La Ville de Westmount reconnaît avoir commis une «erreur» en mettant aux enchères la luxueuse résidence de Sakher el-Materi, gendre du président déchu de la Tunisie, Zine el-Abidine Ben Ali.

Au début du mois de décembre, la Ville a publié un avis public dans l'espoir de vendre la propriété de 2,5 millions de dollars accrochée au flanc du mont Royal. Sakher el-Materi l'avait payée comptant en 2008.

Le gendre milliardaire avait toutefois omis de payer les taxes municipales. Sa dette envers la Ville de Westmount s'élevait à 16 000$, d'où la mise aux enchères, qui était prévue pour le 18 janvier.

Mais un officier de la Gendarmerie royale du Canada (GRC) s'est rendu à l'hôtel de ville de Westmount, mercredi, pour rappeler aux responsables municipaux qu'ils commettraient une infraction en vendant la propriété.

En effet, Sakher el-Materi est visé par la Loi sur le blocage des biens des dirigeants étrangers corrompus, adoptée en mars. Tous ses avoirs au Canada sont gelés, pour être éventuellement restitués à la Tunisie.

En vertu de la nouvelle loi, toute transaction touchant les avoirs de Sakher el-Materi sont proscrites. Ceux qui l'enfreignent risquent jusqu'à cinq ans de prison.

«C'est vraiment une erreur de notre part. On a enlevé la maison de notre liste de propriétés à vendre pour non-paiement de taxes. On respecte ce que la loi fédérale nous impose», explique Duncan Campbell, directeur général de la Ville de Westmount.

Lourdes dettes, fuite au Qatar

Sakher el-Materi s'est réfugié au Qatar avec sa famille après la chute du régime de son beau-père, provoquée par la révolte populaire en Tunisie.

Le 28 juillet, la justice tunisienne l'a condamné par contumace à 16 ans de prison pour corruption et détournement de biens publics.

Au Canada, il n'y a pas que la Ville de Westmount qui le pourchasse. Il n'a jamais payé les taxes scolaires (6000$) ni les factures de Gaz Métro (2000$), pas plus que des travaux de rénovation de 1,1 million à sa résidence, laissant un petit entrepreneur endetté jusqu'au cou.
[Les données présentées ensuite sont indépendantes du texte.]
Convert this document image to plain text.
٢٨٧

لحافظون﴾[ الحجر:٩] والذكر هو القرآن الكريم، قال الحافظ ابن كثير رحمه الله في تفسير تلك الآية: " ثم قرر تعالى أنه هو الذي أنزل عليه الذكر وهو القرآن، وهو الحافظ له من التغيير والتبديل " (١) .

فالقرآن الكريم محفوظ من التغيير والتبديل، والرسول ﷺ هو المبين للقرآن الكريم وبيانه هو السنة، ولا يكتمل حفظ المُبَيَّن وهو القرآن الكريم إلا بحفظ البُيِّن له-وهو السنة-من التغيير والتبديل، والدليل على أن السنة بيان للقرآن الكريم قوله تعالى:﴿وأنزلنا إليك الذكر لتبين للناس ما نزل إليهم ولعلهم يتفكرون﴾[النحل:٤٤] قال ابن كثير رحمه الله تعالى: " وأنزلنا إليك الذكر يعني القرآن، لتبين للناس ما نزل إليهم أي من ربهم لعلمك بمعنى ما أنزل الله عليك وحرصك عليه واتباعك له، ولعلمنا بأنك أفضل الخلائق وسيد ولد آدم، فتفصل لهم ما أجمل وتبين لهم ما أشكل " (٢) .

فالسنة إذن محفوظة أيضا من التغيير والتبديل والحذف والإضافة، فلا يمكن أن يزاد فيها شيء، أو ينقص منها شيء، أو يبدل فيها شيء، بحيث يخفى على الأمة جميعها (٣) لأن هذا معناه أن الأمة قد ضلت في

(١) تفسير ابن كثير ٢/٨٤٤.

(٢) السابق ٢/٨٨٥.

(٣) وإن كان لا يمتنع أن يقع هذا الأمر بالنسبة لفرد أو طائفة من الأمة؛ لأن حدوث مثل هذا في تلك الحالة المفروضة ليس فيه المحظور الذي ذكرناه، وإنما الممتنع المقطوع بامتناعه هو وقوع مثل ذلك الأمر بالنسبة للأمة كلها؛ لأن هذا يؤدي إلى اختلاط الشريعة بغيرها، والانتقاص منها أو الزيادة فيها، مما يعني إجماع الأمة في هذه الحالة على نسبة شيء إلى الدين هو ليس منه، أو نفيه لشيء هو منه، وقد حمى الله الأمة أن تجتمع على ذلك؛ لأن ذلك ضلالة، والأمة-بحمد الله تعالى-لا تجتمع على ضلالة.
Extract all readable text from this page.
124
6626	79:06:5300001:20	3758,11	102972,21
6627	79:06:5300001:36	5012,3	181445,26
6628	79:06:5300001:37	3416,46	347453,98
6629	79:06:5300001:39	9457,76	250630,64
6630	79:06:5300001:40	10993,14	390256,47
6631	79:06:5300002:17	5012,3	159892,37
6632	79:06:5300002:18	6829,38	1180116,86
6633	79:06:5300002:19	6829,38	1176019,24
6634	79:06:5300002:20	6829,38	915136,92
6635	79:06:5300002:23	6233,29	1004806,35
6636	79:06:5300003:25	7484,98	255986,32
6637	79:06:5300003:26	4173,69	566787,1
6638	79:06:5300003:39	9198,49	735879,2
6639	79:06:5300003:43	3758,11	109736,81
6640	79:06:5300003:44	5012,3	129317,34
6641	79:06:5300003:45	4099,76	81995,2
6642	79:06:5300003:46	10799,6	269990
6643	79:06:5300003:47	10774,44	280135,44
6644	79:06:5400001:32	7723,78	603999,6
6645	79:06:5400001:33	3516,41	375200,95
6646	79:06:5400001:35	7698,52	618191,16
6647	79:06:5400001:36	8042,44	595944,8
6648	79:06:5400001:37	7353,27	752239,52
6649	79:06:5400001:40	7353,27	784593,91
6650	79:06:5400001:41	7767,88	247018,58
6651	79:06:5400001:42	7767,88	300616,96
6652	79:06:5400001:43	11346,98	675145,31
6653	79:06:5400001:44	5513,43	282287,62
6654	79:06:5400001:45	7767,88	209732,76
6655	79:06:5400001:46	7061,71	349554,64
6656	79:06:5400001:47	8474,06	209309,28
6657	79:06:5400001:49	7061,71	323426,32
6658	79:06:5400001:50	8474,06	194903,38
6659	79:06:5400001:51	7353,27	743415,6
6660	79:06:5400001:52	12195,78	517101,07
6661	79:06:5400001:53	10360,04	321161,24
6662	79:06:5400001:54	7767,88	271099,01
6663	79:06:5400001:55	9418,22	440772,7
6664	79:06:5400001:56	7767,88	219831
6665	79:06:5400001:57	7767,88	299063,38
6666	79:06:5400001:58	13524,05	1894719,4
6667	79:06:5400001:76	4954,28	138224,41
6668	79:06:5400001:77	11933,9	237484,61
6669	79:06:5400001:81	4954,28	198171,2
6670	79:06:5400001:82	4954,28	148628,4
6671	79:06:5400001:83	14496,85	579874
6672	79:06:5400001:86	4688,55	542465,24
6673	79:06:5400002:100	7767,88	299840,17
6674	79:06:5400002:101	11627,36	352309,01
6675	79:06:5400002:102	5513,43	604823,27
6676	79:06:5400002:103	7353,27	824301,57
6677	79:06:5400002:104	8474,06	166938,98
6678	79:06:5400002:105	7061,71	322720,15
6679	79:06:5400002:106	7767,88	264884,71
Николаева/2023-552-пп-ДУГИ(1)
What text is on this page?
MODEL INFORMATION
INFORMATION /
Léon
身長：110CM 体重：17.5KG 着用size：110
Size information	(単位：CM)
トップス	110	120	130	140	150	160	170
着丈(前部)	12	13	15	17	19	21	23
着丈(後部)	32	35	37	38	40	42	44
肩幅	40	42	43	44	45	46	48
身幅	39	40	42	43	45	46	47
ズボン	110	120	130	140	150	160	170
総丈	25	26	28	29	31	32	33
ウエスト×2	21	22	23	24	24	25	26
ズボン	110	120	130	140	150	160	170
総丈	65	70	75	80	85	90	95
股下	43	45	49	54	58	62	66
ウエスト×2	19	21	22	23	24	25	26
Un an après le début de la révolution du jasmin, l'étau canadien se resserre autour des membres du clan Ben Ali. Le 6 décembre, la GRC a fait une perquisition au bureau de Westmount de l'avocat Donald Kattan, soupçonné d'être l'homme de main au Canada de Belhassen Trabelsi, beau-frère du président déchu.